Hi iv just brought home 2 days ago my first cockapoo Harper. Harpers mum is a red cocker and dad a poodle but at the moment she looks very much like a cocker with a most of her body coat smooth will this change we love her anyway but curious thanks 

any puppy and adult photos would be great to see x


----------



## jb&cooper (Jul 24, 2017)

Our Cooper is much more Cocker than Poodle however we've found over the last few weeks that his legs and chest have gotten a lot longer and more wavy/curly than his body!

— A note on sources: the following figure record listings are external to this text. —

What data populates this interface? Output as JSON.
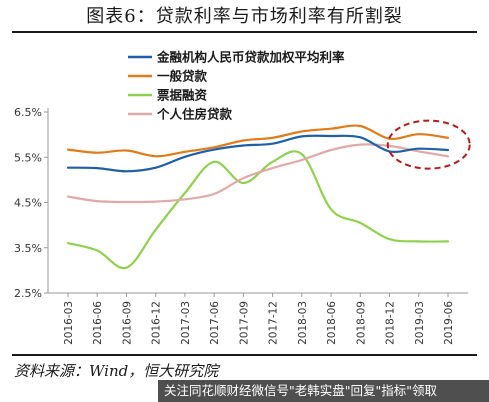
{
  "figure_title": "图表6：贷款利率与市场利率有所割裂",
  "source_note": "资料来源：Wind，恒大研究院",
  "footer_overlay": "关注同花顺财经微信号\"老韩实盘\"回复\"指标\"领取",
  "chart_data": {
    "type": "line",
    "x": [
      "2016-03",
      "2016-06",
      "2016-09",
      "2016-12",
      "2017-03",
      "2017-06",
      "2017-09",
      "2017-12",
      "2018-03",
      "2018-06",
      "2018-09",
      "2018-12",
      "2019-03",
      "2019-06"
    ],
    "ylim": [
      2.5,
      6.5
    ],
    "yticks": [
      "2.5%",
      "3.5%",
      "4.5%",
      "5.5%",
      "6.5%"
    ],
    "ytick_values": [
      2.5,
      3.5,
      4.5,
      5.5,
      6.5
    ],
    "legend_position": "top-left",
    "grid": false,
    "annotation": "dashed-ellipse highlighting 2018-12 to 2019-06",
    "series": [
      {
        "name": "金融机构人民币贷款加权平均利率",
        "color": "#1f5fa8",
        "values": [
          5.27,
          5.26,
          5.19,
          5.27,
          5.51,
          5.67,
          5.76,
          5.8,
          5.96,
          5.97,
          5.94,
          5.63,
          5.69,
          5.66
        ]
      },
      {
        "name": "一般贷款",
        "color": "#e07b1a",
        "values": [
          5.67,
          5.6,
          5.65,
          5.52,
          5.62,
          5.72,
          5.87,
          5.93,
          6.07,
          6.13,
          6.19,
          5.91,
          6.01,
          5.93
        ]
      },
      {
        "name": "票据融资",
        "color": "#8fd14f",
        "values": [
          3.6,
          3.44,
          3.06,
          3.9,
          4.71,
          5.4,
          4.93,
          5.4,
          5.57,
          4.35,
          4.05,
          3.69,
          3.64,
          3.64
        ]
      },
      {
        "name": "个人住房贷款",
        "color": "#e0a9a9",
        "values": [
          4.63,
          4.53,
          4.51,
          4.52,
          4.57,
          4.69,
          5.04,
          5.26,
          5.44,
          5.66,
          5.78,
          5.75,
          5.63,
          5.52
        ]
      }
    ]
  }
}
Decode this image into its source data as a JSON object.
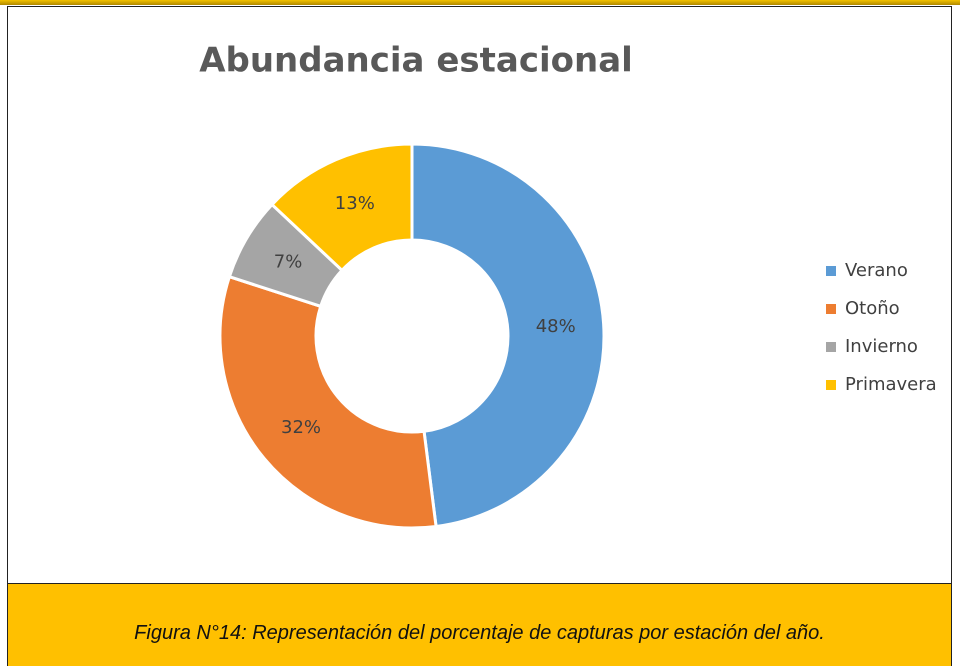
{
  "chart_data": {
    "type": "pie",
    "donut": true,
    "title": "Abundancia estacional",
    "categories": [
      "Verano",
      "Otoño",
      "Invierno",
      "Primavera"
    ],
    "values": [
      48,
      32,
      7,
      13
    ],
    "value_labels": [
      "48%",
      "32%",
      "7%",
      "13%"
    ],
    "colors": [
      "#5b9bd5",
      "#ed7d31",
      "#a5a5a5",
      "#ffc000"
    ],
    "legend": "right"
  },
  "caption": "Figura N°14: Representación del porcentaje de capturas por estación del año."
}
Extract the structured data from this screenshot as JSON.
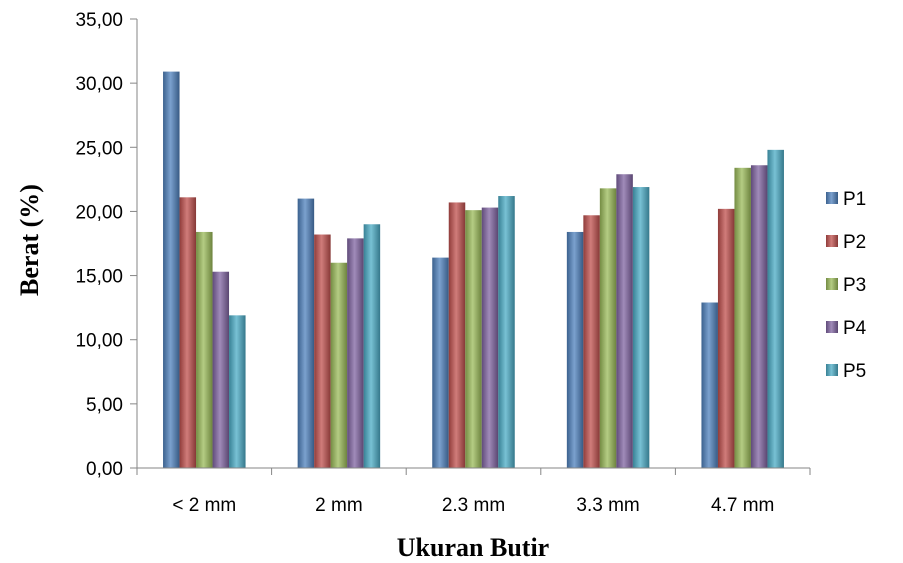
{
  "chart_data": {
    "type": "bar",
    "title": "",
    "xlabel": "Ukuran  Butir",
    "ylabel": "Berat (%)",
    "categories": [
      "< 2 mm",
      "2 mm",
      "2.3 mm",
      "3.3 mm",
      "4.7 mm"
    ],
    "ylim": [
      0,
      35
    ],
    "yticks": [
      "0,00",
      "5,00",
      "10,00",
      "15,00",
      "20,00",
      "25,00",
      "30,00",
      "35,00"
    ],
    "grid": false,
    "legend_position": "right",
    "series": [
      {
        "name": "P1",
        "color": "#4F81BD",
        "values": [
          30.9,
          21.0,
          16.4,
          18.4,
          12.9
        ]
      },
      {
        "name": "P2",
        "color": "#C0504D",
        "values": [
          21.1,
          18.2,
          20.7,
          19.7,
          20.2
        ]
      },
      {
        "name": "P3",
        "color": "#9BBB59",
        "values": [
          18.4,
          16.0,
          20.1,
          21.8,
          23.4
        ]
      },
      {
        "name": "P4",
        "color": "#8064A2",
        "values": [
          15.3,
          17.9,
          20.3,
          22.9,
          23.6
        ]
      },
      {
        "name": "P5",
        "color": "#4BACC6",
        "values": [
          11.9,
          19.0,
          21.2,
          21.9,
          24.8
        ]
      }
    ]
  }
}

I think it can change as they get older and when the adult coat comes in it can be slightly different however see what others say, I'd be interested to see some puppy to adult photos too

Cooper is only 16 weeks now so we'll be finding out alongside you


----------



## GreenEnvy (May 1, 2017)

Might get more curly, but I suspect it will be similar to what you see now.
Attached is Kira at 7 months. She has some longer tufts on her legs and tail, but mostly short hair. She barely sheds at all.


----------



## LuckyCockapoo (May 29, 2017)

Lucky was slightly wavy - straight at 9 weeks, as he’s grown it’s become wavy with loose curls on his chest and on his head. Def not curly like a poodle but also not shedding (at 7 months)


----------